Blogs

The Case of the Veeerrry Slow Logons

  • Comments 20
  • Likes

This case is my favorite kind of case, one where I use my own tools to solve a problem affecting me personally.  The problem at the root of it is also one you might run into, especially if you travel, and demonstrates the use of some Process Monitor features that many people aren’t aware of, making it an ideal troubleshooting example to document and share.

The story unfolds the week before last when I made a trip to Orlando to speak at Microsoft’s TechEd North America conference. While I was there I began to experience five minute black-screen delays when I logged on to my laptop’s Windows 7 installation:

image

I’d typically chalk up an isolated delay like this to networking issues, common at conferences and with hotel WiFi, but I hit the issue consistently switching between the laptop’s Windows 8 installation, where I was doing testing and presentations, and the Windows 7 installation, where I have my development tools. Being locked out of your computer for that long is annoying to say the least.

The first time I ran into the black screen I forcibly rebooted the system after a couple of minutes because I thought it had hung, but when the delay happened a second time I was forced to wait it out and face the disappointing reality that my system was sick. When I logged off and back on again without a reboot in between, though, I didn’t hit the delay. It only occurred when logging on after a reboot, which I was doing as I switched between Windows 7 and Windows 8. What made the situation especially frustrating was that whenever I rebooted I was always in a hurry to get ready for my next presentation, so had to suffer with the inconvenience for several days before I finally had the opportunity to investigate.

Once I had a few spare moments, I launched Sysinternals Autoruns, an advanced auto-start management utility, to disable any auto-starting images that were located on network shares. I knew from previous executions of Autoruns on the laptop that Microsoft IT configures several scheduled tasks to execute batch files that reside on corporate network shares, so suspected that timeouts trying to launch them were to blame:

image

I logged off and logged back on with fingers crossed, but the delay was still there. Next, I tried logging into a local account to see if this was a machine-wide problem or one affecting just my profile. No delay. That was a positive sign since it meant that whatever the issue was, it would probably be relatively easy to fix once identified.
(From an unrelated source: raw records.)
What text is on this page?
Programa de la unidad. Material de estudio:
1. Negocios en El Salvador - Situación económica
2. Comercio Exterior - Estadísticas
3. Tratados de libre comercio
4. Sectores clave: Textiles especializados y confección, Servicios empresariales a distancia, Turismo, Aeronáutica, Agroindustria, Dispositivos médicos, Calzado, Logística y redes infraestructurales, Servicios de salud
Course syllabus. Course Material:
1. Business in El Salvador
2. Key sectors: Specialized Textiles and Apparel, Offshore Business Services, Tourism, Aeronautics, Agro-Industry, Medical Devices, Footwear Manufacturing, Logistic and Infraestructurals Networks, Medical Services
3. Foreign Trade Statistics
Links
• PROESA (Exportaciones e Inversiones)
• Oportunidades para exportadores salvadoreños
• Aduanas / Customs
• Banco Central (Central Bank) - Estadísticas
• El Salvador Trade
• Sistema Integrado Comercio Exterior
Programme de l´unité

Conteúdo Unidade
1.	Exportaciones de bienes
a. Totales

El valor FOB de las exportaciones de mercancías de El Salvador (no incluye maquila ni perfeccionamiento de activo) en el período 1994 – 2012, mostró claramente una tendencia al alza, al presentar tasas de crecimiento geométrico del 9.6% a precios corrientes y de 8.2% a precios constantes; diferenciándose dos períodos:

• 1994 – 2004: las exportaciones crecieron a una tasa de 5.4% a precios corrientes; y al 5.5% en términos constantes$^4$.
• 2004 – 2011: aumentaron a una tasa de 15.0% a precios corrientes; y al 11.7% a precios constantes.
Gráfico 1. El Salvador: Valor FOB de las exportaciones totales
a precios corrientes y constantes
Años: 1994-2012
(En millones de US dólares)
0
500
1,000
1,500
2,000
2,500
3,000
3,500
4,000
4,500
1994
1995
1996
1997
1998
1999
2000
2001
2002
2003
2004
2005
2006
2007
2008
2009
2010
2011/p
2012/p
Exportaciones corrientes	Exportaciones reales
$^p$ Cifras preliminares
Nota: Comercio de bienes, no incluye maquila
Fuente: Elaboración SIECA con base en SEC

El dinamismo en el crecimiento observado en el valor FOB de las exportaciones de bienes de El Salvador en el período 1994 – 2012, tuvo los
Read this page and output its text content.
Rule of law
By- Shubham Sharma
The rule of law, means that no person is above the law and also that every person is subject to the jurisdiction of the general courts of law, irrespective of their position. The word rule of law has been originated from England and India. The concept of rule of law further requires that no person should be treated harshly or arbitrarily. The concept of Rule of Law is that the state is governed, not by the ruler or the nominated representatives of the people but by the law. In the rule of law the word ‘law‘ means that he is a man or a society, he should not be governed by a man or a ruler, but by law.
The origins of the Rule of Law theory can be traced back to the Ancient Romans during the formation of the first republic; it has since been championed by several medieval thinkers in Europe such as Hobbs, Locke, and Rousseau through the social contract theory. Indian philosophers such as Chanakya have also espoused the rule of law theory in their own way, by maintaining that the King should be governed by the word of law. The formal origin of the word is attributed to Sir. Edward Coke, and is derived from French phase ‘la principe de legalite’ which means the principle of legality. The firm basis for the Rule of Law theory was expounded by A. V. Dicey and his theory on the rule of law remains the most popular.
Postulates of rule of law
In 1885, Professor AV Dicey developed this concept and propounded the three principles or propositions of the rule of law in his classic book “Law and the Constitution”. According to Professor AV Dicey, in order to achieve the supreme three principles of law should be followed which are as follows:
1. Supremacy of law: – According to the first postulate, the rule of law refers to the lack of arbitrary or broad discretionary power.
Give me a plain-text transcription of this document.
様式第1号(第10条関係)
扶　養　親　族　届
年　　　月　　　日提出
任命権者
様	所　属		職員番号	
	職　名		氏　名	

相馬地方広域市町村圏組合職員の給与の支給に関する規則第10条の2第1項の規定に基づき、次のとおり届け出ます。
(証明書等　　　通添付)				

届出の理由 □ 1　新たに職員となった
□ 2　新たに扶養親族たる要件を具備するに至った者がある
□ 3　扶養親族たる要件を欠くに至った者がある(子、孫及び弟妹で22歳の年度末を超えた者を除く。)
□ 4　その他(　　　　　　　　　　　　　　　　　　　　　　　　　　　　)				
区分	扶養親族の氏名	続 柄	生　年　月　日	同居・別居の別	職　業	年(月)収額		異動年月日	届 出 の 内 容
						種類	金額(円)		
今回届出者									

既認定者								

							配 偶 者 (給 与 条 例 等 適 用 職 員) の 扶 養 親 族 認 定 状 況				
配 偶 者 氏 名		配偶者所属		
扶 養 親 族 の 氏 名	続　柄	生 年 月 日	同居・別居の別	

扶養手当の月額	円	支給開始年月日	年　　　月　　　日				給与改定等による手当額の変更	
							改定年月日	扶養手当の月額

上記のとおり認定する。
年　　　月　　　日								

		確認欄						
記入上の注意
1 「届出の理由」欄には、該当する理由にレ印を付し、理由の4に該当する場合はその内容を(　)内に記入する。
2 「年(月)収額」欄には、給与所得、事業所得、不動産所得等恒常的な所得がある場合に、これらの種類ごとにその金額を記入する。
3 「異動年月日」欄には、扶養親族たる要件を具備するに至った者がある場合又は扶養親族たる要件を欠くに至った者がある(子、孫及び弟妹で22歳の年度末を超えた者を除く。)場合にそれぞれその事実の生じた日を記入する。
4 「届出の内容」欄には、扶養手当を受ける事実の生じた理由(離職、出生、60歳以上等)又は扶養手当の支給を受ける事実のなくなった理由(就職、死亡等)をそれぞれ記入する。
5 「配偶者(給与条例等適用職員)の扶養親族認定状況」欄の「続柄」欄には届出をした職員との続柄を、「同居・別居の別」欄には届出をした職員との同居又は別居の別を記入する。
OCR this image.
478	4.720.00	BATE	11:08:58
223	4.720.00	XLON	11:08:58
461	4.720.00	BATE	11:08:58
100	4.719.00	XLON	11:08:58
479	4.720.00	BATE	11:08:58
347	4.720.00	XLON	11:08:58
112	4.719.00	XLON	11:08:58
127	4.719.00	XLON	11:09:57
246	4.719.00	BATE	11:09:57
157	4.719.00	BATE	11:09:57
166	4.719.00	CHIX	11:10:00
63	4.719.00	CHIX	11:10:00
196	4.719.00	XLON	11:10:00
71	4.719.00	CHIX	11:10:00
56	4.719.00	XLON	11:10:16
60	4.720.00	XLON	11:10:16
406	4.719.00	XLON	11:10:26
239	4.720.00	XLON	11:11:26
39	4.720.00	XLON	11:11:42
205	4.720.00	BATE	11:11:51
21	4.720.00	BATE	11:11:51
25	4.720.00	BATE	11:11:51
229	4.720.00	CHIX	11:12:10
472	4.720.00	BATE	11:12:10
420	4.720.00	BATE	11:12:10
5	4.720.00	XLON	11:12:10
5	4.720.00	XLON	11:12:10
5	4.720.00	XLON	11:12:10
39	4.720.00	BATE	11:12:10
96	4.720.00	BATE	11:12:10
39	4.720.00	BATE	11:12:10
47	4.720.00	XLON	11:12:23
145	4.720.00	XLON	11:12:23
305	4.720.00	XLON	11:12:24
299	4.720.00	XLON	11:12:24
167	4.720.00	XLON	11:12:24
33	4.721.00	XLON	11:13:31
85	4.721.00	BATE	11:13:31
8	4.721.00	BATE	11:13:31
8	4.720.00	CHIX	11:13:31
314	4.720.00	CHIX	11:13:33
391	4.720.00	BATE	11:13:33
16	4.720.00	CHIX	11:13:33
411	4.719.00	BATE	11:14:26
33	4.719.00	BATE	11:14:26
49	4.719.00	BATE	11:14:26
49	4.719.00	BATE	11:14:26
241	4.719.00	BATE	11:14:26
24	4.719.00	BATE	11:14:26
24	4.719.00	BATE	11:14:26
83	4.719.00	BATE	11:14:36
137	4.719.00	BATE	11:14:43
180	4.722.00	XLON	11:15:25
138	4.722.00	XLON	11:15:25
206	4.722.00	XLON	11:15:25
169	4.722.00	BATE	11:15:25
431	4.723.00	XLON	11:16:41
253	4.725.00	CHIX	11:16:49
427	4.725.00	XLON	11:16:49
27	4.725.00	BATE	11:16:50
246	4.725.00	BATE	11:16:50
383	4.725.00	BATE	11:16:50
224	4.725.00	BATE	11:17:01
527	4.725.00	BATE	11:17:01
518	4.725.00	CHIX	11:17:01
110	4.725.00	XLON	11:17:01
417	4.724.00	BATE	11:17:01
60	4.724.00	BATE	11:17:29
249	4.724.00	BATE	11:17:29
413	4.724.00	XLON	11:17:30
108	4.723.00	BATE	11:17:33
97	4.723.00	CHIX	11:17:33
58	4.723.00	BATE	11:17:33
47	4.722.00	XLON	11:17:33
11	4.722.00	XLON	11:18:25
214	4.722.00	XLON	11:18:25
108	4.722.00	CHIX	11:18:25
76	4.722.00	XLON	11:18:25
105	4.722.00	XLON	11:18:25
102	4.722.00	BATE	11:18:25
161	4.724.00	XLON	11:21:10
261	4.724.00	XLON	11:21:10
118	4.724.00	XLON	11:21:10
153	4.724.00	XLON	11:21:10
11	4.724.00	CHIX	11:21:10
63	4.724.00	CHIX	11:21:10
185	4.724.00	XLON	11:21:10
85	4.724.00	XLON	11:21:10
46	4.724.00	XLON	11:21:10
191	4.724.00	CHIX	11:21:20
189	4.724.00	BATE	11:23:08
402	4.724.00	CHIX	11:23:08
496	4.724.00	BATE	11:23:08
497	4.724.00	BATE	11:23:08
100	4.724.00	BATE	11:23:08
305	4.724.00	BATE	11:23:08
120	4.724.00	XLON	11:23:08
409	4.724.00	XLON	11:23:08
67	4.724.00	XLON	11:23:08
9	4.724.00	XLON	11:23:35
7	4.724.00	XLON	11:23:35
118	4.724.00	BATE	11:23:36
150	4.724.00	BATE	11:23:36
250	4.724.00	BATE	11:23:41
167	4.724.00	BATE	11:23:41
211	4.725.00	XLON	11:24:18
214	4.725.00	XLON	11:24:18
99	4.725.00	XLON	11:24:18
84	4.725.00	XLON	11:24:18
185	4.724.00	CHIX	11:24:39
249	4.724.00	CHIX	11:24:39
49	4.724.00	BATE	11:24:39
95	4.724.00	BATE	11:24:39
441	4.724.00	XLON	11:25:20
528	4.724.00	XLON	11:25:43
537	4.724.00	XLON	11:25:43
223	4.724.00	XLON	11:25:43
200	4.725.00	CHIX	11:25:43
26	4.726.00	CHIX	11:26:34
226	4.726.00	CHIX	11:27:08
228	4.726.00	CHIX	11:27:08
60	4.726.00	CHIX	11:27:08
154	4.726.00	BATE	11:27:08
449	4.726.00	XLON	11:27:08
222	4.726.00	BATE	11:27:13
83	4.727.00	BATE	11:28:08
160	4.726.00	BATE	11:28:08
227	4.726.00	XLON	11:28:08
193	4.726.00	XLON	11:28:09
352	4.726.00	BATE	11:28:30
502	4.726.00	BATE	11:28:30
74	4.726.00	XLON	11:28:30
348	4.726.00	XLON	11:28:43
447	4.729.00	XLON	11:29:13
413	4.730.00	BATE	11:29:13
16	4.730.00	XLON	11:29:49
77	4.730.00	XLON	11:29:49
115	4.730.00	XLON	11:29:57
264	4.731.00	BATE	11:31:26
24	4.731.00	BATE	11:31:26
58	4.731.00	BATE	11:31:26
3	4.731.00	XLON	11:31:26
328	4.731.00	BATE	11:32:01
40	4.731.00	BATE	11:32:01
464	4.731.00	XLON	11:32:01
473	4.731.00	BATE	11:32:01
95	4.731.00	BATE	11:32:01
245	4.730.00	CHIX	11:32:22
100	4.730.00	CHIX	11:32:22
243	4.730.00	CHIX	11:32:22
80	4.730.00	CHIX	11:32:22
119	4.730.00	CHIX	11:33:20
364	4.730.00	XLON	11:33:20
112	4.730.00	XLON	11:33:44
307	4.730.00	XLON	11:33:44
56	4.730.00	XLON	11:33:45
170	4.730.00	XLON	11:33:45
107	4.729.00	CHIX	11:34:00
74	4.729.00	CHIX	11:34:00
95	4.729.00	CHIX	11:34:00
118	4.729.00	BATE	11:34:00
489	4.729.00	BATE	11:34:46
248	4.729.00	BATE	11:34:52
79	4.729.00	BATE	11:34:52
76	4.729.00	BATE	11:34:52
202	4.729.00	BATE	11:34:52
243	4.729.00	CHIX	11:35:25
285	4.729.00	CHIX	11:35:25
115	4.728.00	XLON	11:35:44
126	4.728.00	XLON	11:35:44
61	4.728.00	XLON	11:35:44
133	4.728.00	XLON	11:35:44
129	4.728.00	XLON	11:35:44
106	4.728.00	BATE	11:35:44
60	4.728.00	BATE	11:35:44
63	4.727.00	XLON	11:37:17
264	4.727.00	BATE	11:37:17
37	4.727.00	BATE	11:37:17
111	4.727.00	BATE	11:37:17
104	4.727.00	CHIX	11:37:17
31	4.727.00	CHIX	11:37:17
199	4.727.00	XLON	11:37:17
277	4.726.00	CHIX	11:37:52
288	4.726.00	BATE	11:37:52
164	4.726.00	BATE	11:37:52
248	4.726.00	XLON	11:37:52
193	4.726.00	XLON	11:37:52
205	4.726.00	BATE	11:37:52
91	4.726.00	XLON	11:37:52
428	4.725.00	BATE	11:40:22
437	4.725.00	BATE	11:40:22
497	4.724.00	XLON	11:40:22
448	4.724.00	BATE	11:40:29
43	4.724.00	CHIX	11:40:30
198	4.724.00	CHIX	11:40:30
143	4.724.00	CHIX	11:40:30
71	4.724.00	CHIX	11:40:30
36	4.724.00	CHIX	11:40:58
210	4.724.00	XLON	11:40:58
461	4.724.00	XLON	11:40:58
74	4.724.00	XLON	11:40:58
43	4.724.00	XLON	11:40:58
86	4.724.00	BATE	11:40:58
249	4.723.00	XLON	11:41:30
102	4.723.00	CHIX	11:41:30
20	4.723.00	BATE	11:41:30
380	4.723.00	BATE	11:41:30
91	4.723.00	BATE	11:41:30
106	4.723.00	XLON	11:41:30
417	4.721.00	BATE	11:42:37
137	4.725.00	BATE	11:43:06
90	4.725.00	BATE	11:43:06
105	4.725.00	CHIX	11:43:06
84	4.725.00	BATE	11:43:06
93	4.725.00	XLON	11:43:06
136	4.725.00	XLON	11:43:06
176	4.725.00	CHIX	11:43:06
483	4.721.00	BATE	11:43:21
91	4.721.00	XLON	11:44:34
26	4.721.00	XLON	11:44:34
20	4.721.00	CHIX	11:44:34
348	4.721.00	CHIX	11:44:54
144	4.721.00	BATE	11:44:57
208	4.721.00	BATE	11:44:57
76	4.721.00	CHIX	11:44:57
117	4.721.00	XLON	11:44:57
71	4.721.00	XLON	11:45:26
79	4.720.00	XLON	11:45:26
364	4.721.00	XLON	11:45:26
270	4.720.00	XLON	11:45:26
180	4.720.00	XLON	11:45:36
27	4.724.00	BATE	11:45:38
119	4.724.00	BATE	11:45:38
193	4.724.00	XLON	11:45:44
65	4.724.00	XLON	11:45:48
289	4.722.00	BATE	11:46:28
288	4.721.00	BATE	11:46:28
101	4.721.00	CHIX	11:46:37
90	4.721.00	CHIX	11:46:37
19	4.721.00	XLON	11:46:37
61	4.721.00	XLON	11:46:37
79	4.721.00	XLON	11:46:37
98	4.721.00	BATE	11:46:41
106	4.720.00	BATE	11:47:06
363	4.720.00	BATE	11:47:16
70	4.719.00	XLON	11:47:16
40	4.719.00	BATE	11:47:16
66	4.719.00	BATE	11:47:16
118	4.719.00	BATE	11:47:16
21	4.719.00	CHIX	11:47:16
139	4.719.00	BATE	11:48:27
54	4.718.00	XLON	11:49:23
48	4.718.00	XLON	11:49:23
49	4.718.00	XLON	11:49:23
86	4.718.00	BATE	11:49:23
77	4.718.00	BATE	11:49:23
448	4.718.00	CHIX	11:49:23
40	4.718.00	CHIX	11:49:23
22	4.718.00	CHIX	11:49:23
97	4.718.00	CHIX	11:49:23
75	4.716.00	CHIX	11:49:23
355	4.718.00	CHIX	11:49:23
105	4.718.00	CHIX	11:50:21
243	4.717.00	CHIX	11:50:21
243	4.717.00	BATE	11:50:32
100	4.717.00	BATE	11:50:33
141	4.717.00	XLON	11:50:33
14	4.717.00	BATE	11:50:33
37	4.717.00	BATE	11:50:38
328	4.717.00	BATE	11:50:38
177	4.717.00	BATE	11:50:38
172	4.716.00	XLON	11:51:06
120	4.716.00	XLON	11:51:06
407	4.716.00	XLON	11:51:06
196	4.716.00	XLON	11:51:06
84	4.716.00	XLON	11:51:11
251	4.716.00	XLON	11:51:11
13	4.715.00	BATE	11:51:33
My goal now was to determine what was holding up the switch to the desktop. I had to somehow get visibility into what was going on during a logon immediately following a boot. The way that immediately jumped to mind as the easiest was to use Sysinternals Process Monitor to capture a trace of the boot process. Process Monitor, a tool that monitors system-wide file system, registry, process, DLL and network operations, has the ability to capture activity from very early in the boot, stopping its capture only when the system shuts down or you run the Process Monitor user interface. I selected the boot logging entry from the Options and opened the boot logging dialog:

SNAGHTML274998d

The dialog lets you direct Process Monitor to collect profiling events while it’s monitoring the boot, which are periodic samples of thread stacks. I enabled one-second profiling, hoping that even if I didn’t spot operations that explained the delay, that I could get a clue from the stacks of the threads that were active just before or during the delay.

After I rebooted, I logged on, waited for five minutes looking at a black screen, then finally got to my desktop, where I ran Process Monitor again and saved the boot log. Instead of scanning the several million events that had been captured, which would have been like looking for a needle in a haystack, I used this Process Monitor filter to look for operations that took more than one second, and hence might have caused the slow down:

SNAGHTML27bf247

Unfortunately, the filter cleared the display, dashing my hopes for quickly finding a clue.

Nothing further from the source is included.